I knew it, but that doesn’t mean the truth doesn’t hit like a ton of bricks.
He must take my silence as a good sign. “That’s what we do, Kellen.
That’s what an Archer does. We protect what belongs to us.
You are my son. She was not going to take what was mine.
And I offered to have her back, I did,” he babbles, shaking, red-faced.
“I told her we could forget the whole thing so long as she fell in line and went back to being the wife she was before. She refused. She paid the price.”
Paid the price. I like the sound of that.
And I still do when I squeeze the trigger, firing into his chest.
Somehow, I hear the pounding of footsteps, the shouts of surprise over the ringing in my ears.
Dad’s mouth falls open in shock before he looks down at the wound in his chest, the blood spreading like a flower, soaking into the silk.
He drops to his knees by the time the first guards make it up the stairs, then falls to his side with his eyes still open but now blank by the time they join us.
He’s dead. And with him goes everything he built. Instead of the sight of his corpse dragging me down, a weight lifts off my shoulders. Otherwise, I feel nothing for the man lying in his own blood.

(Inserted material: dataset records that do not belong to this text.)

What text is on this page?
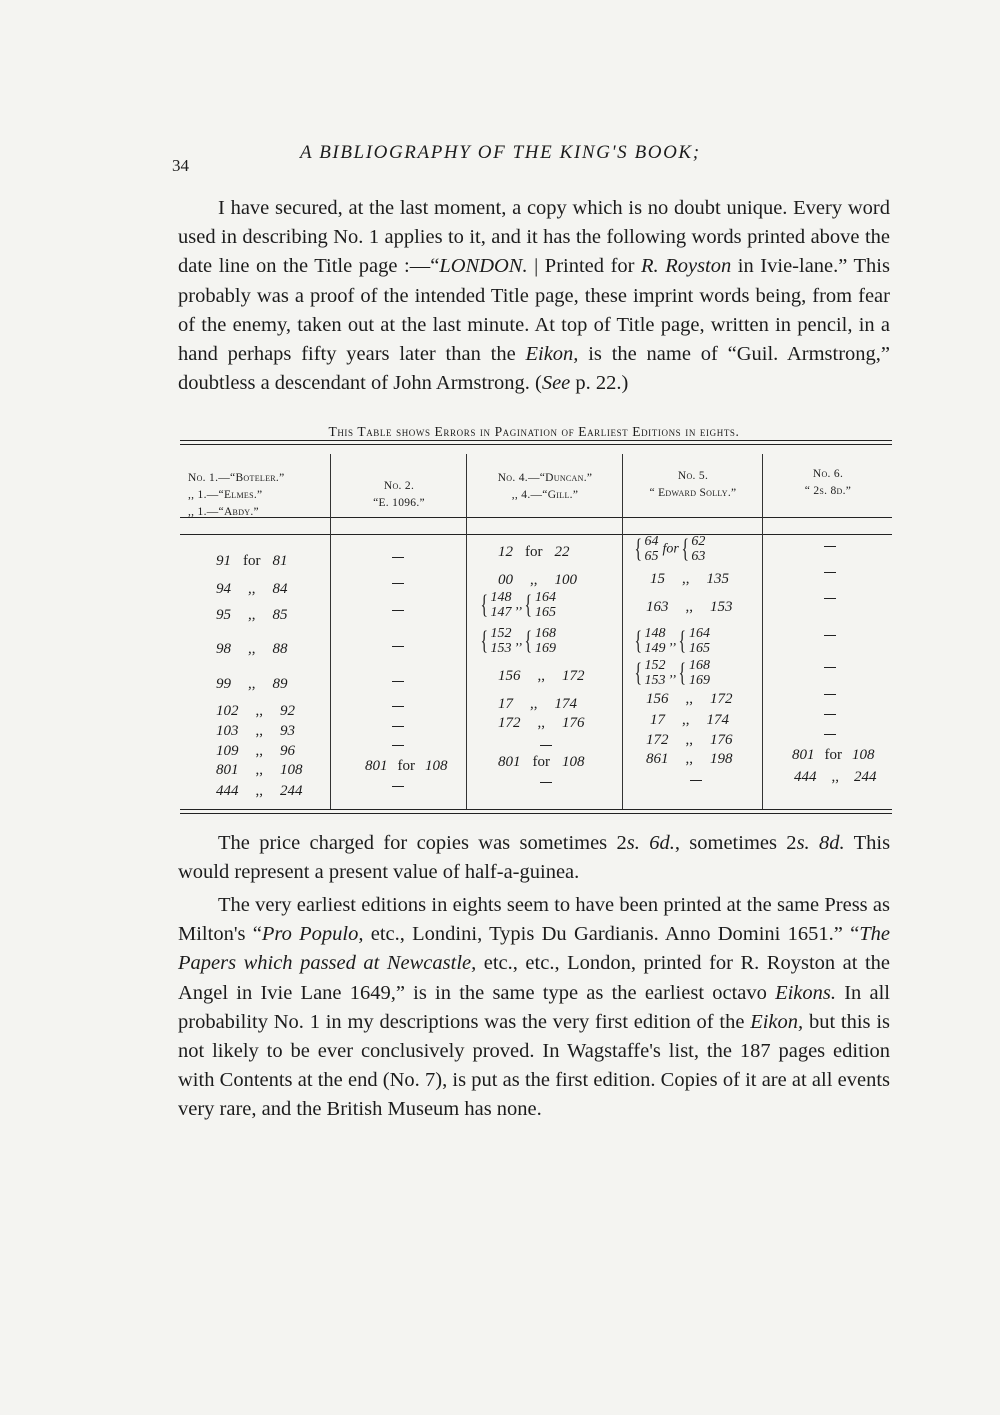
34
A BIBLIOGRAPHY OF THE KING'S BOOK;

I have secured, at the last moment, a copy which is no doubt unique. Every word used in describing No. 1 applies to it, and it has the following words printed above the date line on the Title page :—“LONDON. | Printed for R. Royston in Ivie-lane.” This probably was a proof of the intended Title page, these imprint words being, from fear of the enemy, taken out at the last minute. At top of Title page, written in pencil, in a hand perhaps fifty years later than the Eikon, is the name of “Guil. Armstrong,” doubtless a descendant of John Armstrong. (See p. 22.)

This Table shows Errors in Pagination of Earliest Editions in eights.
No. 1.—“Boteler.”
,, 1.—“Elmes.”
,, 1.—“Abdy.”
No. 2.
“E. 1096.”
No. 4.—“Duncan.”
,, 4.—“Gill.”
No. 5.
“ Edward Solly.”
No. 6.
“ 2s. 8d.”
91 for 81
94 ,, 84
95 ,, 85
98 ,, 88
99 ,, 89
102 ,, 92
103 ,, 93
109 ,, 96
801 ,, 108
444 ,, 244
801 for 108
12 for 22
00 ,, 100
{ 148
147 ,,{ 164
165
{ 152
153 ,,{ 168
169
156 ,, 172
17 ,, 174
172 ,, 176
801 for 108
{ 64
65 for{ 62
63
15 ,, 135
163 ,, 153
{ 148
149 ,,{ 164
165
{ 152
153 ,,{ 168
169
156 ,, 172
17 ,, 174
172 ,, 176
861 ,, 198	801 for 108
444 ,, 244

The price charged for copies was sometimes 2s. 6d., sometimes 2s. 8d. This would represent a present value of half-a-guinea.

The very earliest editions in eights seem to have been printed at the same Press as Milton's “Pro Populo, etc., Londini, Typis Du Gardianis. Anno Domini 1651.” “The Papers which passed at Newcastle, etc., etc., London, printed for R. Royston at the Angel in Ivie Lane 1649,” is in the same type as the earliest octavo Eikons. In all probability No. 1 in my descriptions was the very first edition of the Eikon, but this is not likely to be ever conclusively proved. In Wagstaffe's list, the 187 pages edition with Contents at the end (No. 7), is put as the first edition. Copies of it are at all events very rare, and the British Museum has none.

“He’s dead,” one of the guys mutters, crouching next to Dad and slowly looking up at me. “You killed him.”
“I wasn’t going for a flesh wound.” Looking around at them, I read almost identical expressions of shock.
Like they didn’t think I had it in me. “And unless every single one of you fuckers wants to end up like him, you will accept the fact that I’m in charge now.

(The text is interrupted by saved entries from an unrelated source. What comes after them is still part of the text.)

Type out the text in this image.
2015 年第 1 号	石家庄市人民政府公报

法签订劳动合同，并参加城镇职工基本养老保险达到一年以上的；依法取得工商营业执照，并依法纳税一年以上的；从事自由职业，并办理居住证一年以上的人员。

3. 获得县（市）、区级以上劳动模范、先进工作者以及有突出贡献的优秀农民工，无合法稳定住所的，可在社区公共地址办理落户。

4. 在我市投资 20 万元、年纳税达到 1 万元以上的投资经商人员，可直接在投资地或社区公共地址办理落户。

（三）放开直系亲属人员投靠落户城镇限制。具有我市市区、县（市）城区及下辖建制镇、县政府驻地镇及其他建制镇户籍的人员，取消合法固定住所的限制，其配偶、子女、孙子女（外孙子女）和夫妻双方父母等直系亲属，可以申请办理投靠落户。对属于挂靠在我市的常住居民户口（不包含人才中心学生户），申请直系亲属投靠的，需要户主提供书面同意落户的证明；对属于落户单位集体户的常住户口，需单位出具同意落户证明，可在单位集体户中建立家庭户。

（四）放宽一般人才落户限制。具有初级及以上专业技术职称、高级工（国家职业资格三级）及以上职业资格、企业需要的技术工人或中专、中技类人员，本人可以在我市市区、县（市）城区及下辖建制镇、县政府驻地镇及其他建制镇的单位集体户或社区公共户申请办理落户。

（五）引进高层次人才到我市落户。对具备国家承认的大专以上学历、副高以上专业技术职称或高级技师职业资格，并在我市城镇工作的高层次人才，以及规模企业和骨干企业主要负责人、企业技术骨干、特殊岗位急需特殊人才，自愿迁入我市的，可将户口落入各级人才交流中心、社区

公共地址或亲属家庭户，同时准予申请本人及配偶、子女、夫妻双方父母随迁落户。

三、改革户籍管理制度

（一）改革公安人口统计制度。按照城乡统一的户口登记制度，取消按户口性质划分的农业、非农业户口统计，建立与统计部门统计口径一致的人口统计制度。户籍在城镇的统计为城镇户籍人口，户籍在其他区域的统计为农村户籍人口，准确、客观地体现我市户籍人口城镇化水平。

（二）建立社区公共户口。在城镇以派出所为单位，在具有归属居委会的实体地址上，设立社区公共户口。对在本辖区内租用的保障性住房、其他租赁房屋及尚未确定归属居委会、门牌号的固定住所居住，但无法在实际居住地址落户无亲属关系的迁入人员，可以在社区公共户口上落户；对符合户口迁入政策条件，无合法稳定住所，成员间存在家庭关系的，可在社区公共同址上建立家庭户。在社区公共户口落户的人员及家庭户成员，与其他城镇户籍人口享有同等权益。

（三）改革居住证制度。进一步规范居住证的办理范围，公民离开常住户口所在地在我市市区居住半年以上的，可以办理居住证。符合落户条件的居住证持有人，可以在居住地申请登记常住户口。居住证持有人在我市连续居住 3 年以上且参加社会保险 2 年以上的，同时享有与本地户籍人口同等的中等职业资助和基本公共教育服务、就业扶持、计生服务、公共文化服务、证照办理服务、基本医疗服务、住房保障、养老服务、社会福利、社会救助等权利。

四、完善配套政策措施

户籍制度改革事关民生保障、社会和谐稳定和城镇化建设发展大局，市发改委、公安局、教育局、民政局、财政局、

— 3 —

I’m the boss. Do we all understand each other? ”
There are a few quick, confused looks exchanged, but all of them nod and a few back away from me. “Sure. You’re the boss,” one of the guys murmurs, and the rest mutter their agreement.
After looking around at all of them, I notice Kinsley peering out around the door to my bedroom. “You can go now,” I tell her. “You’re free. Go ahead.”
Tears fill her eyes. “Thank you,” she whimpers.
My first act as the new boss is one of mercy. I’m thinking it could be a trend.